Like Water for Chocolate: la bonne recette

Like Water For Chocolate (Acte II) ©Tristram Kenton , courtesy of ROH

Like Water For Chocolate (Acte II) ©Tristram Kenton, courtesy of ROH

Royal Opera House, représentation du 15 juin 2022 – Chorégraphie: Christopher Wheeldon, Musique: Joby Talbot, Scénario Wheeldon & Talbot d’après le roman de Laura Esquivel Como agua para chocolate –

On ne change pas une équipe qui gagne. Comme pour ses deux précédents ballets narratifs, Alice’s Adventures in Wonderland, et The Winter’s Tale, le chorégraphe Christopher Wheeldon s’est adjoint le concours de Joby Talbot (musique), Bob Crowley (décors et costumes) et Natasha Katz (lumières). Nouvelle création pour le Royal Ballet, Like Water for Chocolate (inspiré du roman du même nom par Laura Esquivel) présente donc quelques similarités de construction avec ses devancières : même pâte orchestrale, même luxuriance des costumes, même arbre en arrière-plan et même débordement jubilatoire lors des scènes de fête que dans Winter’s Tale, même type d’invention scénique que dans Alice.

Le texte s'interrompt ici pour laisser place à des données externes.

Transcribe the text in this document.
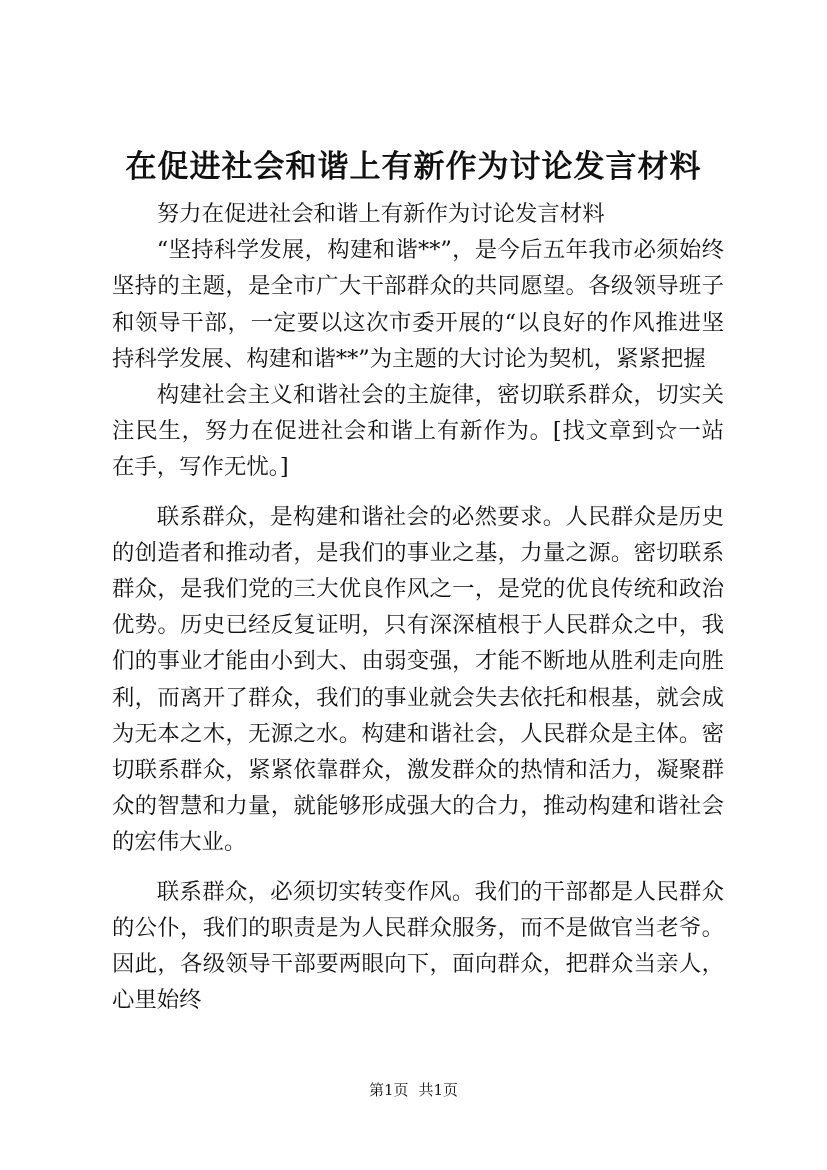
在促进社会和谐上有新作为讨论发言材料

努力在促进社会和谐上有新作为讨论发言材料

“坚持科学发展，构建和谐**”，是今后五年我市必须始终坚持的主题，是全市广大干部群众的共同愿望。各级领导班子和领导干部，一定要以这次市委开展的“以良好的作风推进坚持科学发展、构建和谐**”为主题的大讨论为契机，紧紧把握

构建社会主义和谐社会的主旋律，密切联系群众，切实关注民生，努力在促进社会和谐上有新作为。[找文章到☆一站在手，写作无忧。]

联系群众，是构建和谐社会的必然要求。人民群众是历史的创造者和推动者，是我们的事业之基，力量之源。密切联系群众，是我们党的三大优良作风之一，是党的优良传统和政治优势。历史已经反复证明，只有深深植根于人民群众之中，我们的事业才能由小到大、由弱变强，才能不断地从胜利走向胜利，而离开了群众，我们的事业就会失去依托和根基，就会成为无本之木，无源之水。构建和谐社会，人民群众是主体。密切联系群众，紧紧依靠群众，激发群众的热情和活力，凝聚群众的智慧和力量，就能够形成强大的合力，推动构建和谐社会的宏伟大业。

联系群众，必须切实转变作风。我们的干部都是人民群众的公仆，我们的职责是为人民群众服务，而不是做官当老爷。因此，各级领导干部要两眼向下，面向群众，把群众当亲人，心里始终

第1页 共1页
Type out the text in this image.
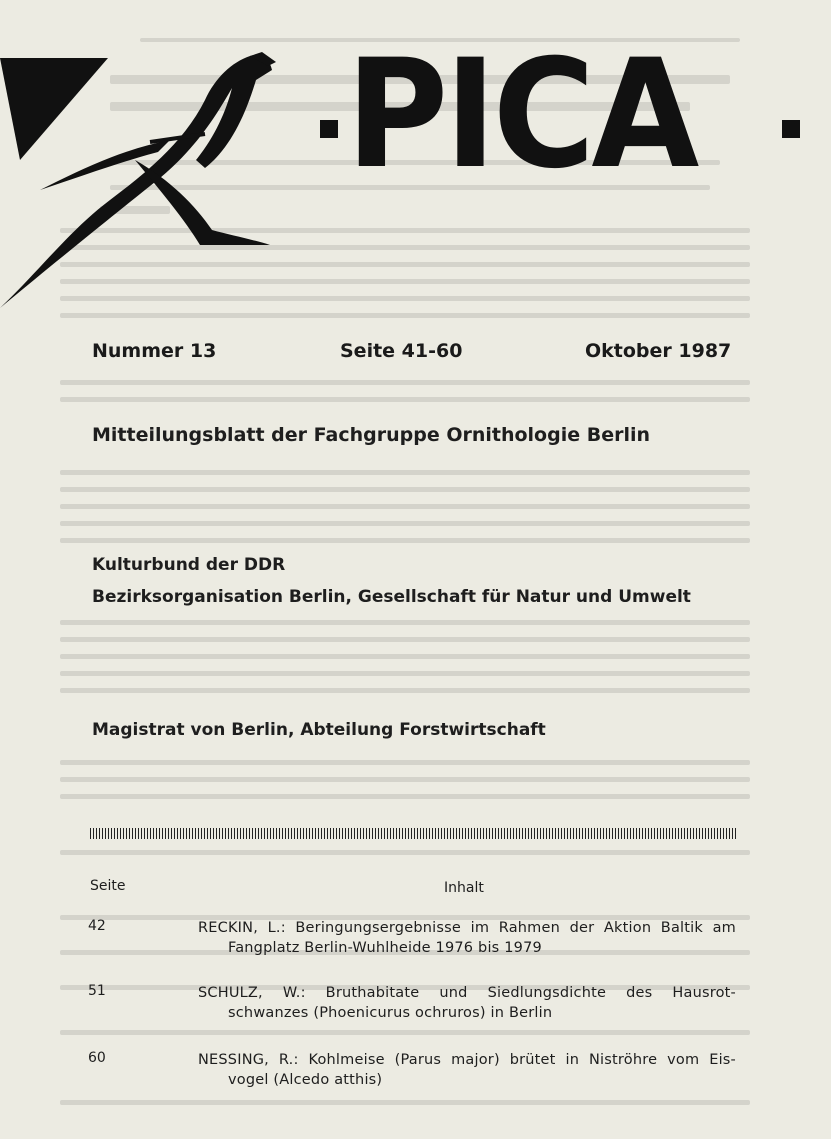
PICA
Nummer 13	Seite 41-60	Oktober 1987
Mitteilungsblatt der Fachgruppe Ornithologie Berlin
Kulturbund der DDR
Bezirksorganisation Berlin, Gesellschaft für Natur und Umwelt
Magistrat von Berlin, Abteilung Forstwirtschaft
Seite	Inhalt
42	RECKIN, L.: Beringungsergebnisse im Rahmen der Aktion Baltik am
Fangplatz Berlin-Wuhlheide 1976 bis 1979
51	SCHULZ, W.: Bruthabitate und Siedlungsdichte des Hausrot-
schwanzes (Phoenicurus ochruros) in Berlin
60	NESSING, R.: Kohlmeise (Parus major) brütet in Niströhre vom Eis-
vogel (Alcedo atthis)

Il y a cependant quelques ingrédients nouveaux, notamment la touche mexicaine apportée par Alondra de la Parra, cheffe d’orchestre et consultante musicale auprès du compositeur, qui épice sa partition de sonorités percussives et flûtées, et donne un rôle savoureux à la guitare solo de Tomás Barreiro.

Qu’on me pardonne la facilité de la métaphore culinaire : le ballet est inspiré du roman de Laura Esquivel, Como agua para chocolate, dont l’intrigue se joue en partie en cuisine, et qui fait jouer un rôle-moteur aux plats que prépare l’héroïne. Tita (Yasmine Naghdi) naît sur le plan de travail et exprime ses émotions par les recettes de cuisine qu’elle invente. Puisqu’elle est la benjamine de la fratrie, son destin est déjà fixé : elle restera célibataire pour s’occuper de sa mère, Elena, hiératique matriarche du ranch de la Garza (Fumi Kaneko). C’est ce qui s’appelle programmer ses vieux jours.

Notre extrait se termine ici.